Ikea recently argued that a class action filed against it based on alleged violations of California’s Song-Beverly Act should not be maintained. Ikea admits that its sales registers prompt sales associates to collect ZIP codes from consumers, but it argues that associates often bypass the prompt. Because it does not have a policy to collect ZIP codes, Ikea claims that it cannot be held liable for the alleged illegal ZIP code collections.
Details of the Case
Consumers across the country have become accustomed to cashiers’ requests for ZIP codes, phone numbers, or other information at the point of sale. Although the requests are permitted in some states, other states — in particular, California — have strict laws prohibiting retailers from requesting personal information from customers paying with credit cards except in certain limited circumstances.
As we have previously reported, scores of class action lawsuits have been filed against California retailers alleging that they illegally collect customer information. In the class action pending against Ikea, the lead plaintiff argued in trial recently that Ikea’s sales associates routinely asked California consumers for ZIP codes at the point of sale after the register prompted the associate to make the request. The class plaintiff claims that a sales associate directly asked for her ZIP code while she was checking out at an Ikea register and using a credit card in violation of the law.
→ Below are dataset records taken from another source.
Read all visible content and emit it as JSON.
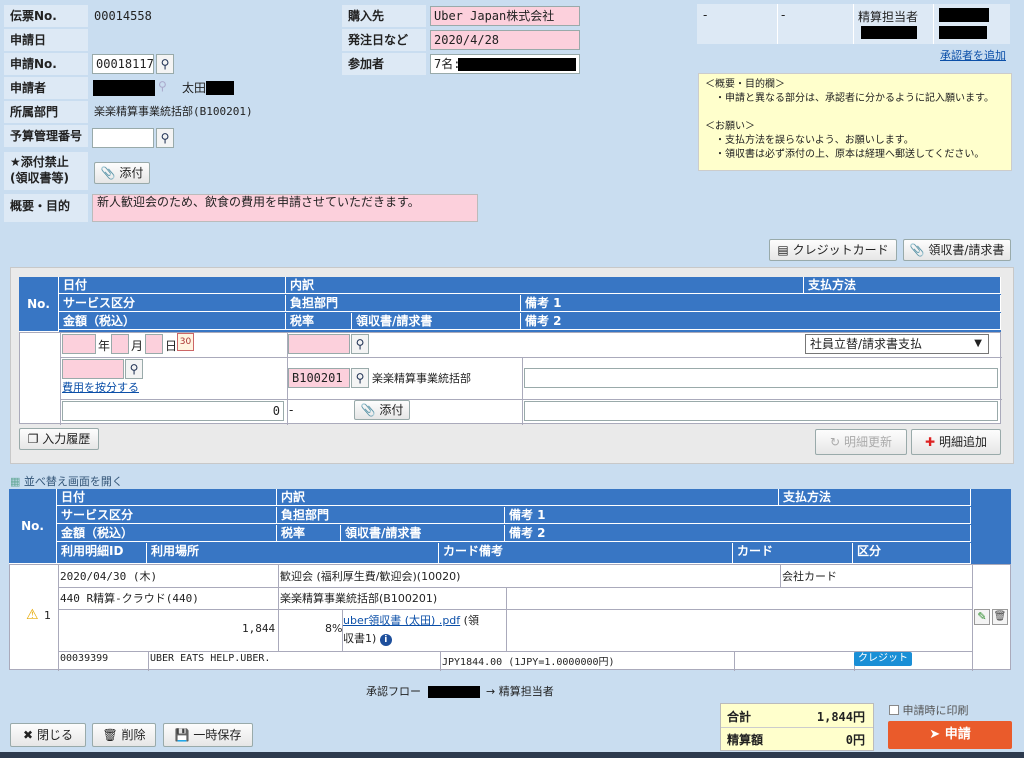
{
  "header": {
    "denpyo_label": "伝票No.",
    "denpyo_value": "00014558",
    "shinseibi_label": "申請日",
    "shinsei_no_label": "申請No.",
    "shinsei_no_value": "00018117",
    "shinseisha_label": "申請者",
    "shinseisha_name": "太田",
    "busho_label": "所属部門",
    "busho_value": "楽楽精算事業統括部(B100201)",
    "yosan_label": "予算管理番号",
    "tenpu_label_1": "★添付禁止",
    "tenpu_label_2": "(領収書等)",
    "tenpu_button": "添付",
    "gaiyo_label": "概要・目的",
    "gaiyo_value": "新人歓迎会のため、飲食の費用を申請させていただきます。",
    "konyusaki_label": "購入先",
    "konyusaki_value": "Uber Japan株式会社",
    "hacchubi_label": "発注日など",
    "hacchubi_value": "2020/4/28",
    "sankasha_label": "参加者",
    "sankasha_value": "7名:"
  },
  "approval": {
    "col1": "-",
    "col2": "-",
    "seisan_tanto": "精算担当者",
    "add_approver": "承認者を追加"
  },
  "notes": {
    "text": "＜概要・目的欄＞\n　・申請と異なる部分は、承認者に分かるように記入願います。\n\n＜お願い＞\n　・支払方法を誤らないよう、お願いします。\n　・領収書は必ず添付の上、原本は経理へ郵送してください。"
  },
  "top_buttons": {
    "credit_card": "クレジットカード",
    "receipt": "領収書/請求書"
  },
  "entry_table": {
    "no": "No.",
    "h_date": "日付",
    "h_service": "サービス区分",
    "h_amount": "金額（税込）",
    "h_uchiwake": "内訳",
    "h_futan": "負担部門",
    "h_zeiritsu": "税率",
    "h_ryoshusho": "領収書/請求書",
    "h_biko1": "備考 1",
    "h_biko2": "備考 2",
    "h_shiharai": "支払方法",
    "year_label": "年",
    "month_label": "月",
    "day_label": "日",
    "calendar": "30",
    "shiharai_value": "社員立替/請求書支払",
    "anbun_link": "費用を按分する",
    "futan_code": "B100201",
    "futan_name": "楽楽精算事業統括部",
    "amount_value": "0",
    "zeiritsu_value": "-",
    "tenpu_button": "添付",
    "history_button": "入力履歴",
    "update_button": "明細更新",
    "add_button": "明細追加"
  },
  "sort_link": "並べ替え画面を開く",
  "list_table": {
    "no": "No.",
    "h_date": "日付",
    "h_service": "サービス区分",
    "h_amount": "金額（税込）",
    "h_meisai_id": "利用明細ID",
    "h_basho": "利用場所",
    "h_uchiwake": "内訳",
    "h_futan": "負担部門",
    "h_zeiritsu": "税率",
    "h_ryoshusho": "領収書/請求書",
    "h_biko1": "備考 1",
    "h_biko2": "備考 2",
    "h_card_biko": "カード備考",
    "h_shiharai": "支払方法",
    "h_card": "カード",
    "h_kubun": "区分",
    "row": {
      "no": "1",
      "date": "2020/04/30 (木)",
      "uchiwake": "歓迎会 (福利厚生費/歓迎会)(10020)",
      "shiharai": "会社カード",
      "service": "440 R精算-クラウド(440)",
      "futan": "楽楽精算事業統括部(B100201)",
      "amount": "1,844",
      "zeiritsu": "8%",
      "ryoshusho_link": "uber領収書 (太田) .pdf",
      "ryoshusho_suffix_1": "(領",
      "ryoshusho_suffix_2": "収書1)",
      "meisai_id": "00039399",
      "basho": "UBER EATS HELP.UBER.",
      "card_biko": "JPY1844.00 (1JPY=1.0000000円)",
      "kubun": "クレジット"
    }
  },
  "flow": {
    "label": "承認フロー",
    "arrow": "→",
    "seisan": "精算担当者"
  },
  "footer": {
    "close": "閉じる",
    "delete": "削除",
    "save": "一時保存",
    "total_label": "合計",
    "total_value": "1,844円",
    "seisan_label": "精算額",
    "seisan_value": "0円",
    "print_label": "申請時に印刷",
    "submit": "申請"
  },
  "colors": {
    "background": "#c9ddf0",
    "table_header": "#3876c4",
    "pink_field": "#fcd0dc",
    "submit": "#ea5b2b",
    "badge": "#1a8fd6"
  }
}
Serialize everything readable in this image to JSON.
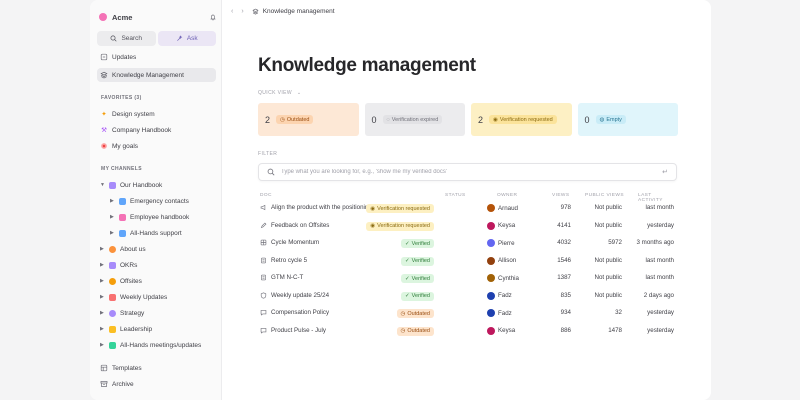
{
  "workspace": {
    "name": "Acme"
  },
  "sidebar": {
    "search_label": "Search",
    "ask_label": "Ask",
    "updates_label": "Updates",
    "km_label": "Knowledge Management",
    "favorites_header": "FAVORITES (3)",
    "favorites": [
      {
        "label": "Design system",
        "icon": "sparkle-icon"
      },
      {
        "label": "Company Handbook",
        "icon": "wrench-icon"
      },
      {
        "label": "My goals",
        "icon": "target-icon"
      }
    ],
    "channels_header": "MY CHANNELS",
    "channels": [
      {
        "label": "Our Handbook",
        "color": "#a78bfa"
      },
      {
        "label": "Emergency contacts",
        "color": "#60a5fa"
      },
      {
        "label": "Employee handbook",
        "color": "#f472b6"
      },
      {
        "label": "All-Hands support",
        "color": "#60a5fa"
      },
      {
        "label": "About us",
        "color": "#fb923c"
      },
      {
        "label": "OKRs",
        "color": "#a78bfa"
      },
      {
        "label": "Offsites",
        "color": "#f59e0b"
      },
      {
        "label": "Weekly Updates",
        "color": "#f87171"
      },
      {
        "label": "Strategy",
        "color": "#a78bfa"
      },
      {
        "label": "Leadership",
        "color": "#fbbf24"
      },
      {
        "label": "All-Hands meetings/updates",
        "color": "#34d399"
      }
    ],
    "templates_label": "Templates",
    "archive_label": "Archive"
  },
  "breadcrumb": {
    "label": "Knowledge management"
  },
  "page": {
    "title": "Knowledge management",
    "quick_view_label": "QUICK VIEW",
    "filter_label": "FILTER"
  },
  "quick_view": [
    {
      "count": "2",
      "label": "Outdated",
      "bg": "#fde8d6",
      "chip_bg": "#fcd4b0",
      "chip_color": "#9a4e12"
    },
    {
      "count": "0",
      "label": "Verification expired",
      "bg": "#ececee",
      "chip_bg": "#e2e2e5",
      "chip_color": "#71717a"
    },
    {
      "count": "2",
      "label": "Verification requested",
      "bg": "#fdf0c4",
      "chip_bg": "#fbe39a",
      "chip_color": "#8a6a10"
    },
    {
      "count": "0",
      "label": "Empty",
      "bg": "#e0f5fb",
      "chip_bg": "#c9ecf7",
      "chip_color": "#2b7793"
    }
  ],
  "search": {
    "placeholder": "Type what you are looking for, e.g., 'show me my verified docs'"
  },
  "table": {
    "columns": [
      "DOC",
      "STATUS",
      "OWNER",
      "VIEWS",
      "PUBLIC VIEWS",
      "LAST ACTIVITY"
    ],
    "rows": [
      {
        "doc": "Align the product with the positioning",
        "icon": "megaphone-icon",
        "status": "Verification requested",
        "status_type": "req",
        "owner": "Arnaud",
        "avatar": "#b45309",
        "views": "978",
        "public": "Not public",
        "last": "last month"
      },
      {
        "doc": "Feedback on Offsites",
        "icon": "pencil-icon",
        "status": "Verification requested",
        "status_type": "req",
        "owner": "Keysa",
        "avatar": "#be185d",
        "views": "4141",
        "public": "Not public",
        "last": "yesterday"
      },
      {
        "doc": "Cycle Momentum",
        "icon": "grid-icon",
        "status": "Verified",
        "status_type": "ver",
        "owner": "Pierre",
        "avatar": "#6366f1",
        "views": "4032",
        "public": "5972",
        "last": "3 months ago"
      },
      {
        "doc": "Retro cycle 5",
        "icon": "doc-icon",
        "status": "Verified",
        "status_type": "ver",
        "owner": "Allison",
        "avatar": "#92400e",
        "views": "1546",
        "public": "Not public",
        "last": "last month"
      },
      {
        "doc": "GTM N-C-T",
        "icon": "doc-icon",
        "status": "Verified",
        "status_type": "ver",
        "owner": "Cynthia",
        "avatar": "#a16207",
        "views": "1387",
        "public": "Not public",
        "last": "last month"
      },
      {
        "doc": "Weekly update 25/24",
        "icon": "shield-icon",
        "status": "Verified",
        "status_type": "ver",
        "owner": "Fadz",
        "avatar": "#1e40af",
        "views": "835",
        "public": "Not public",
        "last": "2 days ago"
      },
      {
        "doc": "Compensation Policy",
        "icon": "chat-icon",
        "status": "Outdated",
        "status_type": "out",
        "owner": "Fadz",
        "avatar": "#1e40af",
        "views": "934",
        "public": "32",
        "last": "yesterday"
      },
      {
        "doc": "Product Pulse - July",
        "icon": "chat-icon",
        "status": "Outdated",
        "status_type": "out",
        "owner": "Keysa",
        "avatar": "#be185d",
        "views": "886",
        "public": "1478",
        "last": "yesterday"
      }
    ]
  }
}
After the class plaintiff made her case, Ikea filed a motion for judgment or, alternatively, class decertification. All along, Ikea has maintained that, although its registers prompt employees to collect ZIP codes, it has no policy to collect them, and employees will instead often enter an invalid ZIP code — such as five zeros — to bypass the system to finish up the sale. Ikea also argues that there is no way for Ikea to distinguish between ZIP codes that were lawfully collected for shipping or installation purposes and those that were not, meaning that there is no way to accurately determine how many violations occurred or who the class members actually are. As a result, Ikea claims, the class should be decertified.
What is the Takeaway?
Cases brought under California’s Song-Beverly Act highlight the complexities of point-of-sale data collection laws and emphasize the need for retailers to be cognizant of the laws in every state in which they have stores. Here, Ikea has argued that it did not violate California law because it did not have a policy to collect ZIP codes. The retailer’s position would be stronger, however, if it pointed to a written data collection policy not to collect ZIP codes from California consumers.